Accessioning and Processing are internal Repository functions. Accessioning means to move the deposit from the place where it was originally transferred into a place where it can be managed. Processing means to take the deposited and accessioned content, and the description of that content, and package it according to established standards for packaging digital content, such as METS, and best practices for the application of those standards.
In addition to its core function of ensuring the physical and logical persistence of the digital content it contains, and in addition to a Deposit function, a digital repository may support a Discovery function, and must support an Access (Delivery) function. Deposit, Discovery and Access functions all presuppose answers to the questions, Who may Deposit? Who may Discover? and Who may Access? Who may Deposit has been addressed above. Who may Discover and Who may Access are determined by the rights and permissions associated with the deposited content. In addition, some materials present the additional question, When may these be accessed?

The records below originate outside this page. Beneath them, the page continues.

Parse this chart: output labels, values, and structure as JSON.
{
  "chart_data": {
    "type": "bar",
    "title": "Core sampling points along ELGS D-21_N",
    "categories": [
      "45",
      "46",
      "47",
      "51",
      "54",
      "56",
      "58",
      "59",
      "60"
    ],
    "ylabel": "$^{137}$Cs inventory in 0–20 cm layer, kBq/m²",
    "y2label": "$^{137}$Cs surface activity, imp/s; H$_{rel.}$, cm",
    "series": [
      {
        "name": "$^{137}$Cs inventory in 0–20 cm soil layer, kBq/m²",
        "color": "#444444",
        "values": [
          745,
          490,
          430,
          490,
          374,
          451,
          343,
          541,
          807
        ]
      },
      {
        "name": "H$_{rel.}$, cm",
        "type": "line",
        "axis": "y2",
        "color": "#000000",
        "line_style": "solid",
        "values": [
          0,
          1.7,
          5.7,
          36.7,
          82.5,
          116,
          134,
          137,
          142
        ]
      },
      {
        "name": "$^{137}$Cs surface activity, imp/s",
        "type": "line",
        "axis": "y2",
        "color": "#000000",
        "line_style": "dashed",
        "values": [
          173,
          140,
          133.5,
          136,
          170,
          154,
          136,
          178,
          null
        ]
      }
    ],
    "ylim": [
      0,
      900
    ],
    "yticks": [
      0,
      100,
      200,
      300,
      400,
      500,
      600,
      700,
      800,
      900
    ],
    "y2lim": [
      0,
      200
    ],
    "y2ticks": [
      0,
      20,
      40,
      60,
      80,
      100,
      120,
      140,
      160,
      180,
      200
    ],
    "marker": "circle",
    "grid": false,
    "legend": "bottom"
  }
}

For example, some archival materials are embargoed for some period of time (e.g., 25 years) before access is allowed. Because these rights and permissions issues considerably complicate automation, implementing Discovery and Access functions for the Digital Repository is being implemented after implementation of the Deposit function. Currently, the Repository supports viewing simple lists of what has been deposited at http://repository.lib.uchicago.edu/; an RSS feed has also been implemented for convenience. Access is currently mediated, by sending email to repository@lib.uchicago.edu. More sophisticated Discovery functions for materials for which there are no rights and permissions issues are being built. The first of these will take the form of an OAI-PMH (Open Archives Initiative - Protocol for Metadata Harvesting) provider, allowing services that know how to harvest from OAI-PMH providers to extract metadata for freely available content; these metadata will have been created for such content from the originally deposited metadata. More interactive Discovery mechanisms are being considered, but any forward motion on this path must be preceded by the question, How should Repository discovery interoperate with other Library discovery services such as LENS, or discovery services that are being contemplated as part of Project Bamboo? In other words, rushing to create yet another silo'd interface, instead of thinking carefully about how a repository might best interoperate with what exists or is being contemplated, is neither well thought-out, nor coordinated, and potentially not cost-effective, not at any time, but especially not in this economic climate which restricts available resources for all of the Library's initiatives.
The University of Chicago Library's Digital Repository is not a so-called institutional repository. An institutional repository as currently construed is designed to hold the scholarly or research output of an institution, specifically faculty publications or pre-publications, but institutional repositories do not necessarily guarantee the persistence through time of the content they contain. They are designed primarily for public access and discovery. Though the Digital Repository may in future support public access and discovery for some materials, its primary purpose is to ensure the preservation of digital content selected by recognized selection processes. If the University were to impose a "self-archiving mandate," discovery and access for content deposited according to that mandate would have to be provided, but the need for the Digital Repository as a place to preserve content indefinitely would not go away; either the Repository would have to provide these functions itself for these materials, or it might serve as the preservation component of systems that already provide these functions, such as DSpace, EPrints, or Fedora.